Lorsqu’un futur maraîcher réfléchit à son installation ou qu’un agriculteur envisage de se diversifier en production maraîchère, ils focalisent leur attention sur les aspects techniques, commerciaux et environnementaux. Pourtant, les aspects sociaux sont tout aussi importants, en l’occurrence le bon emploi de sa propre main-d’œuvre. Bien sûr, la position géographique du point de vente, la qualité des sols, la disponibilité en eau et en énergie sont importants. La main-d’œuvre est le premier facteur de production.

La performance de la main-d’œuvre

Si le maraîcher lui-même acquiert progressivement l’expertise et l’habilité rendant ses gestes performants, la question reste posée pour le personnel occupé. Les travailleurs permanents sont formés et rapides également. Par contre, trouver de la main-d’œuvre saisonnière efficace est à la fois compliqué et à renouveler chaque année.

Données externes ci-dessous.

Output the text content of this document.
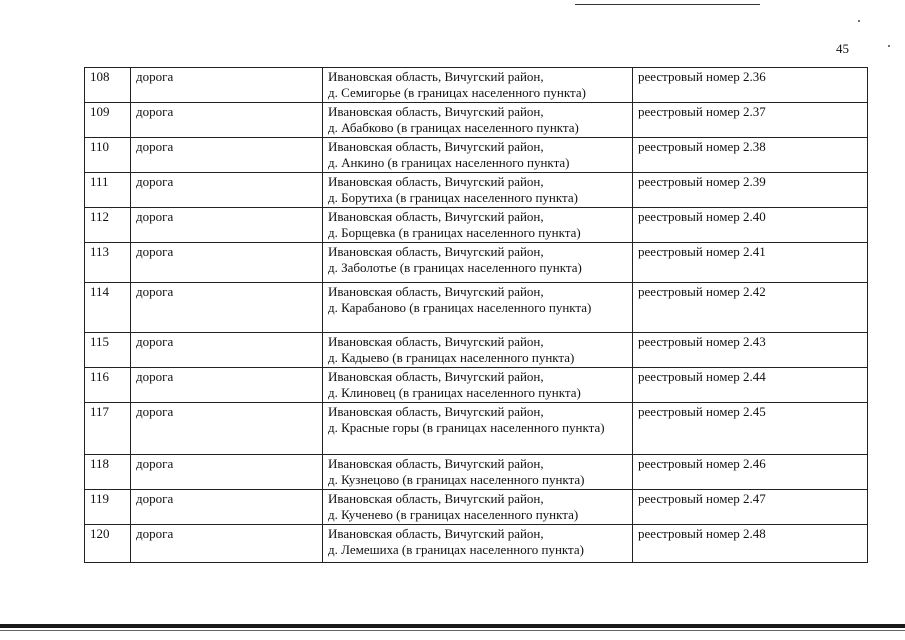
45
108	дорога	Ивановская область, Вичугский район,
д. Семигорье (в границах населенного пункта)	реестровый номер 2.36
109	дорога	Ивановская область, Вичугский район,
д. Абабково (в границах населенного пункта)	реестровый номер 2.37
110	дорога	Ивановская область, Вичугский район,
д. Анкино (в границах населенного пункта)	реестровый номер 2.38
111	дорога	Ивановская область, Вичугский район,
д. Борутиха (в границах населенного пункта)	реестровый номер 2.39
112	дорога	Ивановская область, Вичугский район,
д. Борщевка (в границах населенного пункта)	реестровый номер 2.40
113	дорога	Ивановская область, Вичугский район,
д. Заболотье (в границах населенного пункта)	реестровый номер 2.41
114	дорога	Ивановская область, Вичугский район,
д. Карабаново (в границах населенного пункта)	реестровый номер 2.42
115	дорога	Ивановская область, Вичугский район,
д. Кадыево (в границах населенного пункта)	реестровый номер 2.43
116	дорога	Ивановская область, Вичугский район,
д. Клиновец (в границах населенного пункта)	реестровый номер 2.44
117	дорога	Ивановская область, Вичугский район,
д. Красные горы (в границах населенного пункта)	реестровый номер 2.45
118	дорога	Ивановская область, Вичугский район,
д. Кузнецово (в границах населенного пункта)	реестровый номер 2.46
119	дорога	Ивановская область, Вичугский район,
д. Кученево (в границах населенного пункта)	реестровый номер 2.47
120	дорога	Ивановская область, Вичугский район,
д. Лемешиха (в границах населенного пункта)	реестровый номер 2.48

La performance de la main-d’œuvre concerne aussi le maraîcher lui-même.

La gestion des équipes

Plusieurs étapes sont requises pour gérer au mieux les équipes. Il faut que le travail soit bien organisé, il faut qu’il soit bien expliqué. Enfin, il faut qu’il soit encadré. Ces étapes sont importantes aussi pour le maraîcher lui-même comme pour les employés.

L’organisation

Les méthodes de travail et les moyens techniques mis en œuvre sont essentiels dans la gestion de la main-d’œuvre. Il faut pouvoir dégager un chiffre d’affaires suffisant pour permettre la vie – la survie- de l’entreprise. Cela paraît évident, pourtant, nous constatons que des déceptions attendent les entreprises après 2 ou 3 années déjà. Entre le rêve de monter sa propre ferme maraîchère et la réalité d’en assurer la durabilité (et donc notamment un revenu économique suffisant) la réussite ne va pas de soi.

Les abris légers permettent de compléter  la période de production à un coût intéressant.
Les abris légers permettent de compléter la période de production à un coût intéressant.

Le choix des productions

Le choix des productions devrait partir des possibilités de valorisation des moyens de production que sont la main-d’œuvre et les surfaces et installations disponibles. Et non l’inverse. Une ferme installée sur une petite surface peut produire autant de revenu qu’une autre plus vaste, c’est le niveau d’intensification qui compte, c’est le choix de productions à haute valeur ajoutée qui compte. C’est une question de modèle économique.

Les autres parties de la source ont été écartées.